Álvaro Ocaña

Personal information
- Full name: Álvaro Ocaña Gil
- Date of birth: 2 February 1993 (age 32)
- Place of birth: Teba, Spain
- Height: 1.70 m (5 ft 7 in)
- Position: Defender

Team information
- Current team: Mijas-Las Lagunas

Youth career
- 2009–2012: Málaga

Senior career*
- Years: Team / Apps / (Gls)
- 2011–2012: Málaga B / 6 / (1)
- 2012–2013: Villarreal C / 26 / (0)
- 2013–2014: Villarreal B / 0 / (0)
- 2013–2014: → Écija (loan) / 34 / (3)
- 2014–2015: Doxa / 24 / (1)
- 2015: Cacereño / 18 / (2)
- 2016: Marbella / 15 / (0)
- 2016–2018: El Ejido / 44 / (2)
- 2018–2019: Écija / 22 / (0)
- 2019–2020: Real Jaén / 47 / (1)
- 2020–2023: Vélez / 77 / (2)
- 2023–2025: Torre del Mar / 49 / (1)
- 2025–: Mijas-Las Lagunas / 7 / (0)

= Álvaro Ocaña =

Spanish footballer

Álvaro Ocaña Gil (born 2 February 1993) is a Spanish professional footballer who plays for Tercera Federación club Mijas-Las Lagunas as a defender.

==Club career==
Born in Teba, Province of Málaga, Ocaña played youth football with Málaga CF, but appeared solely for the reserves as a senior.
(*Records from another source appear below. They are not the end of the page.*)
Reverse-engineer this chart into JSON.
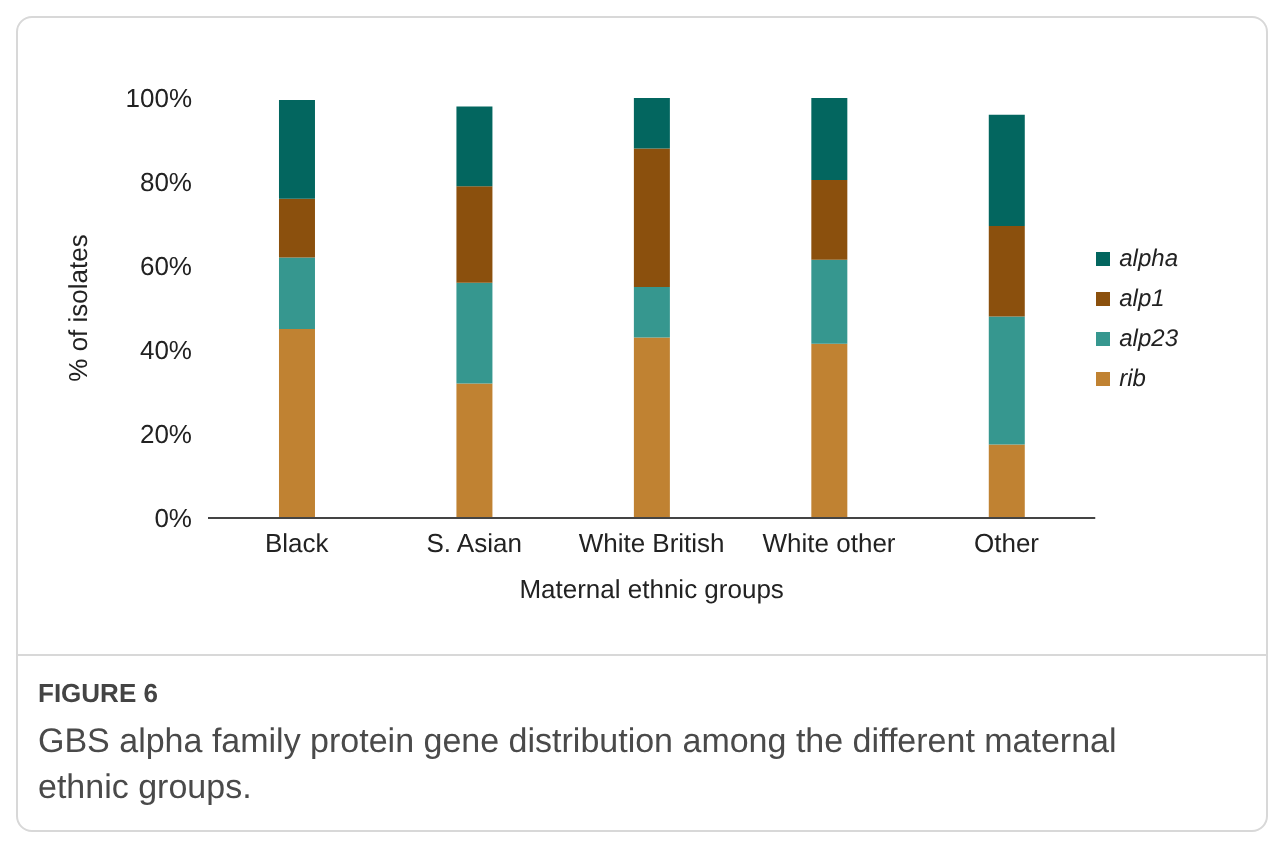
{
  "chart_data": {
    "type": "bar",
    "title": "FIGURE 6",
    "subtitle": "GBS alpha family protein gene distribution among the different maternal ethnic groups.",
    "xlabel": "Maternal ethnic groups",
    "ylabel": "% of isolates",
    "categories": [
      "Black",
      "S. Asian",
      "White British",
      "White other",
      "Other"
    ],
    "stacked": true,
    "legend": "right",
    "ylim": [
      0,
      100
    ],
    "yticks": [
      {
        "value": 0,
        "label": "0%"
      },
      {
        "value": 20,
        "label": "20%"
      },
      {
        "value": 40,
        "label": "40%"
      },
      {
        "value": 60,
        "label": "60%"
      },
      {
        "value": 80,
        "label": "80%"
      },
      {
        "value": 100,
        "label": "100%"
      }
    ],
    "grid": false,
    "series": [
      {
        "name": "rib",
        "color": "#c08232",
        "values": [
          45,
          32,
          43,
          41.5,
          17.5
        ]
      },
      {
        "name": "alp23",
        "color": "#36978f",
        "values": [
          17,
          24,
          12,
          20,
          30.5
        ]
      },
      {
        "name": "alp1",
        "color": "#8b500d",
        "values": [
          14,
          23,
          33,
          19,
          21.5
        ]
      },
      {
        "name": "alpha",
        "color": "#03665f",
        "values": [
          23.5,
          19,
          12,
          19.5,
          26.5
        ]
      }
    ]
  }
}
In 2012, he joined Villarreal CF C and, the following year, signed for another lower league club, Écija Balompié from Segunda División B. On 5 January 2014 he scored his third and final goal of the season and contributed to a 2–0 home win against La Roda CF, but his team was eventually relegated.

On 6 June 2014, Ocaña moved to Doxa Katokopias FC, signing a two-year contract. He made his debut in top flight football on 14 September, featuring the full 90 minutes in a 0–4 home loss to AEL Limassol for the Cypriot First Division championship.